The Department of Justice recently announced that the U.S. District Court for the Eastern District of New York has entered orders in two separate civil actions, barring eight individuals and entities from allegedly continuing to facilitate the transmission of large volumes of fraudulent robocalls to consumers in the United States.
In one of the matters, United States v. Nicholas Palumbo, et al., the District Court entered a preliminary injunction that bars two individuals and two entities from operating as intermediate voice-over-internet-protocol (VoIP) carriers during the pendency of the civil action. In the other matter, United States v. John Kahen, et al., the District Court entered consent decrees that permanently bar an individual and three entities from operating as intermediate VoIP carriers conveying any telephone calls into the U.S. telephone system.
“These massive robocall fraud schemes target telephones of residents across our country, many of whom are elderly or are otherwise potentially vulnerable to such schemes,” said Assistant Attorney General Jody Hunt of the Department of Justice’s Civil Division. “The department is committed to stopping this unlawful conduct and pursuing those who knowingly facilitate these schemes for their own financial gain.”

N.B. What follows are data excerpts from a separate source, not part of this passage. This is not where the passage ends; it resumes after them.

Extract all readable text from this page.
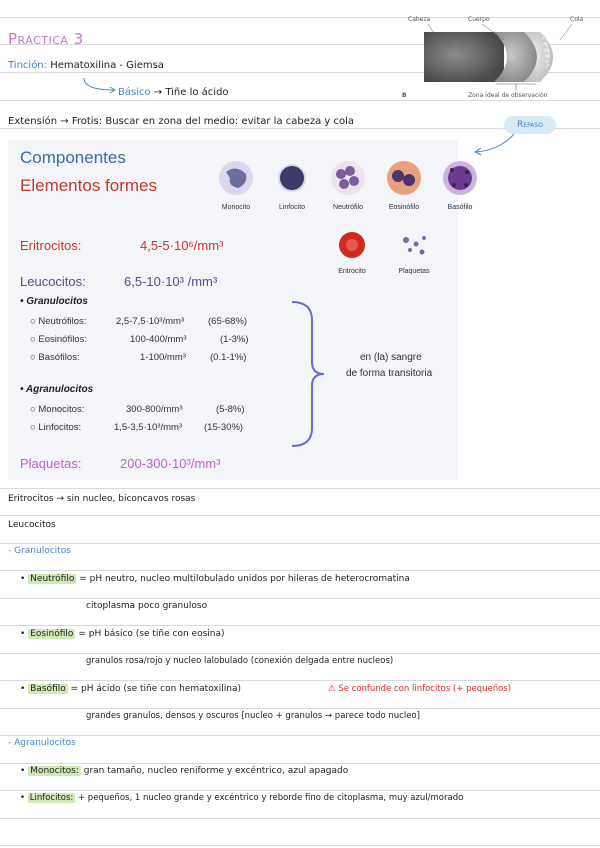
Práctica 3
Tinción: Hematoxilina - Giemsa
Básico → Tiñe lo ácido
Cabeza	Cuerpo	Cola
B	Zona ideal de observación
Extensión → Frotis: Buscar en zona del medio: evitar la cabeza y cola	Repaso
Componentes
Elementos formes
Monocito	Linfocito	Neutrófilo	Eosinófilo	Basófilo
Eritrocito	Plaquetas
Eritrocitos:	4,5-5·10⁶/mm³
Leucocitos:	6,5-10·10³ /mm³
• Granulocitos
○ Neutrófilos:	2,5-7,5·10³/mm³	(65-68%)
○ Eosinófilos:	100-400/mm³	(1-3%)
○ Basófilos:	1-100/mm³	(0.1-1%)
• Agranulocitos
○ Monocitos:	300-800/mm³	(5-8%)
○ Linfocitos:	1,5-3,5·10³/mm³ (15-30%)
en (la) sangre
de forma transitoria
Plaquetas:	200-300·10³/mm³
Eritrocitos → sin nucleo, biconcavos rosas
Leucocitos
- Granulocitos
• Neutrófilo = pH neutro, nucleo multilobulado unidos por hileras de heterocromatina
citoplasma poco granuloso
• Eosinófilo = pH básico (se tiñe con eosina)
granulos rosa/rojo y nucleo lalobulado (conexión delgada entre nucleos)
• Basófilo = pH ácido (se tiñe con hematoxilina)	⚠ Se confunde con linfocitos (+ pequeños)
grandes granulos, densos y oscuros [nucleo + granulos → parece todo nucleo]
- Agranulocitos
• Monocitos: gran tamaño, nucleo reniforme y excéntrico, azul apagado
• Linfocitos: + pequeños, 1 nucleo grande y excéntrico y reborde fino de citoplasma, muy azul/morado
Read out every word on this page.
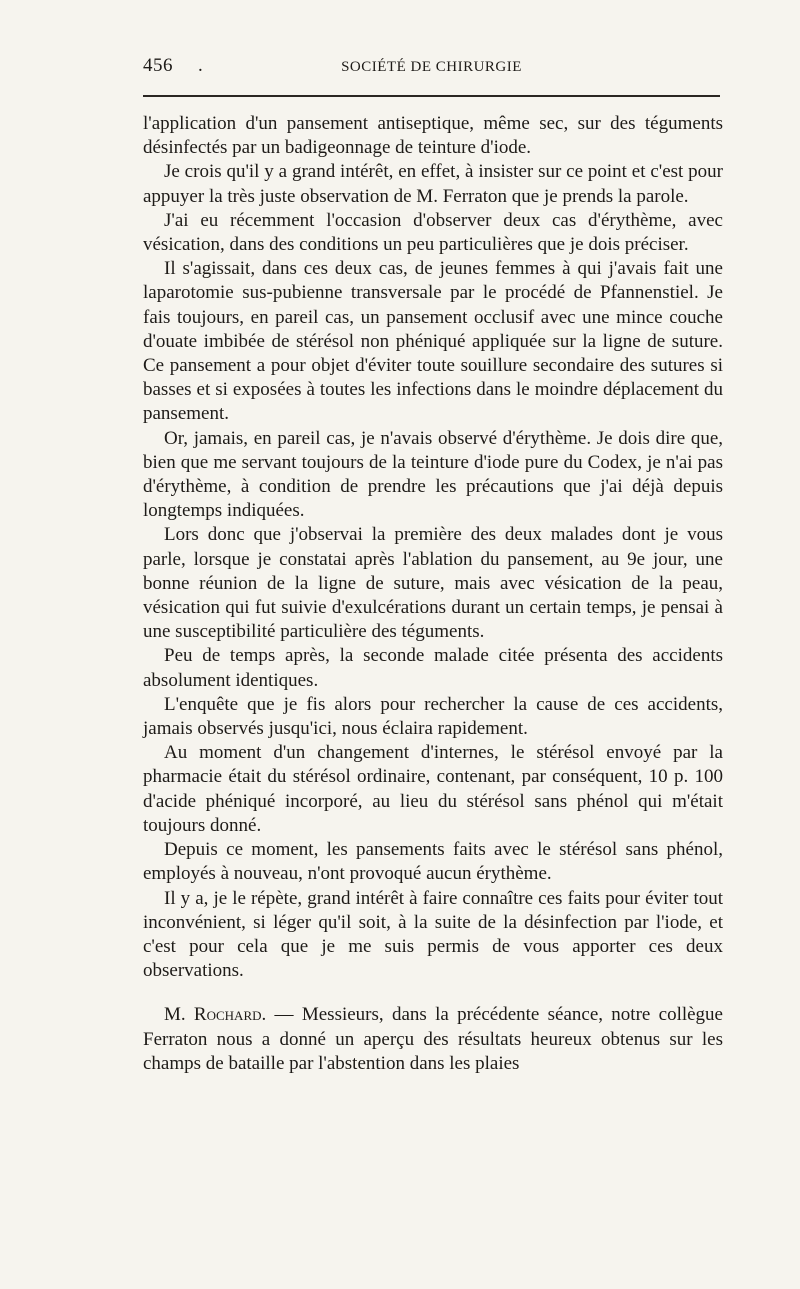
456 .	SOCIÉTÉ DE CHIRURGIE

l'application d'un pansement antiseptique, même sec, sur des téguments désinfectés par un badigeonnage de teinture d'iode.

Je crois qu'il y a grand intérêt, en effet, à insister sur ce point et c'est pour appuyer la très juste observation de M. Ferraton que je prends la parole.

J'ai eu récemment l'occasion d'observer deux cas d'érythème, avec vésication, dans des conditions un peu particulières que je dois préciser.

Il s'agissait, dans ces deux cas, de jeunes femmes à qui j'avais fait une laparotomie sus-pubienne transversale par le procédé de Pfannenstiel. Je fais toujours, en pareil cas, un pansement occlusif avec une mince couche d'ouate imbibée de stérésol non phéniqué appliquée sur la ligne de suture. Ce pansement a pour objet d'éviter toute souillure secondaire des sutures si basses et si exposées à toutes les infections dans le moindre déplacement du pansement.

Or, jamais, en pareil cas, je n'avais observé d'érythème. Je dois dire que, bien que me servant toujours de la teinture d'iode pure du Codex, je n'ai pas d'érythème, à condition de prendre les précautions que j'ai déjà depuis longtemps indiquées.

Lors donc que j'observai la première des deux malades dont je vous parle, lorsque je constatai après l'ablation du pansement, au 9e jour, une bonne réunion de la ligne de suture, mais avec vésication de la peau, vésication qui fut suivie d'exulcérations durant un certain temps, je pensai à une susceptibilité particulière des téguments.

Peu de temps après, la seconde malade citée présenta des accidents absolument identiques.

L'enquête que je fis alors pour rechercher la cause de ces accidents, jamais observés jusqu'ici, nous éclaira rapidement.

Au moment d'un changement d'internes, le stérésol envoyé par la pharmacie était du stérésol ordinaire, contenant, par conséquent, 10 p. 100 d'acide phéniqué incorporé, au lieu du stérésol sans phénol qui m'était toujours donné.

Depuis ce moment, les pansements faits avec le stérésol sans phénol, employés à nouveau, n'ont provoqué aucun érythème.

Il y a, je le répète, grand intérêt à faire connaître ces faits pour éviter tout inconvénient, si léger qu'il soit, à la suite de la désinfection par l'iode, et c'est pour cela que je me suis permis de vous apporter ces deux observations.

M. Rochard. — Messieurs, dans la précédente séance, notre collègue Ferraton nous a donné un aperçu des résultats heureux obtenus sur les champs de bataille par l'abstention dans les plaies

“This office will take all appropriate measures to stop fraudulent robocalling schemes responsible for causing catastrophic losses to victims, including seeking to permanently shut down the U.S.-based enablers of such schemes,” said United States Attorney Richard P. Donoghue for the Eastern District of New York. “Protecting elderly and vulnerable individuals from being conned by foreign call center scammers remains a priority of this office and the Department of Justice.”
The complaints alleged that the defendants in both cases operated as VoIP carriers, receiving internet-based calls from other entities, often located abroad, and transmitting those calls first to other carriers within the United States and, ultimately, to the phones of individuals.
Numerous foreign-based call centers are alleged to have used the defendants’ VoIP carrier services to pass fraudulent government- and business-imposter robocalls to victims in the United States.
The defendants also allegedly sold U.S. phone numbers to foreign entities, which were used as victim call-back numbers as part of massive robocalling fraud schemes.
As also alleged in the complaints, the defendants were warned numerous times that they were carrying fraudulent robocalls, including calls impersonating government agencies, such as the Social Security Administration, the IRS, and legitimate businesses, such as Microsoft. The complaints allege that the defendants continued to carry those calls and facilitate fraud schemes targeting individuals in the United States.